Il Dipartimento di Giustizia punta allo smantellamento del monopolio tecnologico di Alphabet: sotto accusa l’integrazione strategica tra browser, intelligenza artificiale e motore di ricerca. In gioco l’equilibrio tra concorrenza e innovazione nell’ecosistema digitale globale.
Si apre a Washington uno dei processi antitrust più significativi dell’era digitale. Il Dipartimento di Giustizia degli Stati Uniti (DOJ), supportato da una coalizione di procuratori generali statali, ha accusato Alphabet, casa madre di Google, di aver abusato della propria posizione dominante nel mercato della ricerca online, puntando oggi il dito anche sull’interconnessione strategica con i suoi prodotti di intelligenza artificiale.
Al centro del processo, un’accusa tanto storica quanto radicale: smantellare il monopolio di Google, imponendole la vendita del browser Chrome, interrompendo le partnership esclusive con produttori di smartphone e rendendo più equa la distribuzione di query e dati di ricerca.
IA e Search: un cortocircuito competitivo
Secondo il DOJ, l’integrazione sempre più stretta tra prodotti IA come Gemini e l’ecosistema di ricerca permette a Google non solo di migliorare i propri algoritmi, ma anche di canalizzare nuovi utenti verso il motore di ricerca, chiudendo il cerchio e consolidando il proprio vantaggio competitivo in modo strutturalmente anticoncorrenziale.
«È il momento di dire chiaramente a Google – e a tutti i monopolisti che osservano – che ci sono conseguenze per chi viola le leggi antitrust», ha affermato l’avvocato governativo David Dahlquist. Il DOJ vuole che il rimedio sia proiettato nel futuro: non solo correggere il passato, ma prevenire che la transizione verso l’IA generativa rafforzi ulteriormente il monopolio esistente.
Accordi esclusivi e concentrazione tecnologica
Il giudice federale Amit Mehta aveva già stabilito in precedenza che gli accordi esclusivi con Apple, Samsung e altri produttori di dispositivi avevano contribuito a mantenere la posizione dominante di Google. Ora, il processo si concentra sulla trasversalità di tali accordi, inclusi quelli per il pre-installamento dell’app IA Gemini, in grado di estendersi fino al 2028.
In aula sono attesi testimoni chiave come Nick Turley di OpenAI, mentre Google insiste nel difendersi definendo le accuse del DOJ una “lista dei desideri” dei concorrenti, e sottolineando che le sue innovazioni non dovrebbero essere punite, ma premiate.
«Fermare questi accordi vorrebbe dire alzare i prezzi degli smartphone e danneggiare partner come Mozilla», ha dichiarato l’azienda, che ha annunciato appello immediato in caso di sentenza sfavorevole.
Proposte radicali: dalla revoca dei contratti alla vendita di Android
Tra i rimedi più severi proposti dal DOJ figurano:
- la fine degli accordi esclusivi con i produttori di dispositivi mobili
- l’obbligo per Google di concedere in licenza i risultati di ricerca a concorrenti
- e, se le misure non fossero sufficienti, la vendita del sistema operativo Android, oggi installato su oltre il 70% degli smartphone globali.
Google, da parte sua, propone una soluzione più blanda: rendere i contratti non esclusivi, senza stravolgere il modello di business attuale.
Impatti sistemici e contesto geopolitico
Il caso si inserisce in un più ampio contesto di rafforzamento della regolamentazione antitrust verso Big Tech, avviato con l’amministrazione Trump e oggi continuato con pieno sostegno sotto il Dipartimento di Giustizia guidato da Merrick Garland.

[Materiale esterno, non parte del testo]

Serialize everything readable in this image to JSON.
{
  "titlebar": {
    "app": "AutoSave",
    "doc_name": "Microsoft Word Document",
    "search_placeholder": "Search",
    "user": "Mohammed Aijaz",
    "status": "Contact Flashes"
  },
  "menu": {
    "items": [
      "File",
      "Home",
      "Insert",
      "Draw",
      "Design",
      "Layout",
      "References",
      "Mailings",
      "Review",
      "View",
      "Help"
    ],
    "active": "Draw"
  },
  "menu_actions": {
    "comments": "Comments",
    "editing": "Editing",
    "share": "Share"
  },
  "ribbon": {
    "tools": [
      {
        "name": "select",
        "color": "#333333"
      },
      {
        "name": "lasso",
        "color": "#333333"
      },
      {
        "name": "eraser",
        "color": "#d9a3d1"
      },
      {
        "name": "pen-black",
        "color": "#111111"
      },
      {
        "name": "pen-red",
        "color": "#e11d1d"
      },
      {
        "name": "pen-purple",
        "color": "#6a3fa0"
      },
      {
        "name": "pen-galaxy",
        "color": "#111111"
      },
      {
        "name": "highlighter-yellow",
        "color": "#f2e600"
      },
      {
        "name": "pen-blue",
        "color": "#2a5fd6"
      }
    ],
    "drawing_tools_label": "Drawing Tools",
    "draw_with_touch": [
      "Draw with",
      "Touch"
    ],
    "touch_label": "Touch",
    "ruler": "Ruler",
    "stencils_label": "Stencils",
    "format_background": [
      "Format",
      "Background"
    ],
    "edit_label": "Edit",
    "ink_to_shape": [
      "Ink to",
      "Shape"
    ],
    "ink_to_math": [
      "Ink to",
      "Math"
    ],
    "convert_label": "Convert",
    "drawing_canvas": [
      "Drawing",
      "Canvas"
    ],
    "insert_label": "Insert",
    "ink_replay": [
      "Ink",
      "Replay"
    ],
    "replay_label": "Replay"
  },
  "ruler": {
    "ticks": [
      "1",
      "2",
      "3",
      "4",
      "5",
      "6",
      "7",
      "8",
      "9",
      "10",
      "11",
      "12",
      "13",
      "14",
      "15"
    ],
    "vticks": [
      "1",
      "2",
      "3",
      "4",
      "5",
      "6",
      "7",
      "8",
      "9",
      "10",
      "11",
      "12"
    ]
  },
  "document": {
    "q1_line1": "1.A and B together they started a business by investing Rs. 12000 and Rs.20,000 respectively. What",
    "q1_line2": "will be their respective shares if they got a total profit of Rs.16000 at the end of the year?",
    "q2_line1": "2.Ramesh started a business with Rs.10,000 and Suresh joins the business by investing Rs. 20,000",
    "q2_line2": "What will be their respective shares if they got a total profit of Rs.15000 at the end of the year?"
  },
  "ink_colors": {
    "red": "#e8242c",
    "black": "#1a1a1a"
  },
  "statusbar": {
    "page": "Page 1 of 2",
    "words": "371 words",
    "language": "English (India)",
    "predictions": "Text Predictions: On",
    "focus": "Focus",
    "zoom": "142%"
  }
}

Il DOJ ha recentemente ottenuto un’altra vittoria contro Google, relativa al suo dominio nel mercato dell’advertising, mentre altri colossi come Meta e Amazon sono a loro volta sotto inchiesta.
Una nuova era per il digitale?
L’esito del processo potrebbe ridisegnare l’architettura dell’internet moderno, ridefinendo le regole del gioco per il settore tecnologico globale. La posta in palio non è solo la leadership di Google, ma l’equilibrio tra concorrenza, innovazione e protezione del consumatore in un ecosistema sempre più plasmato dall’intelligenza artificiale.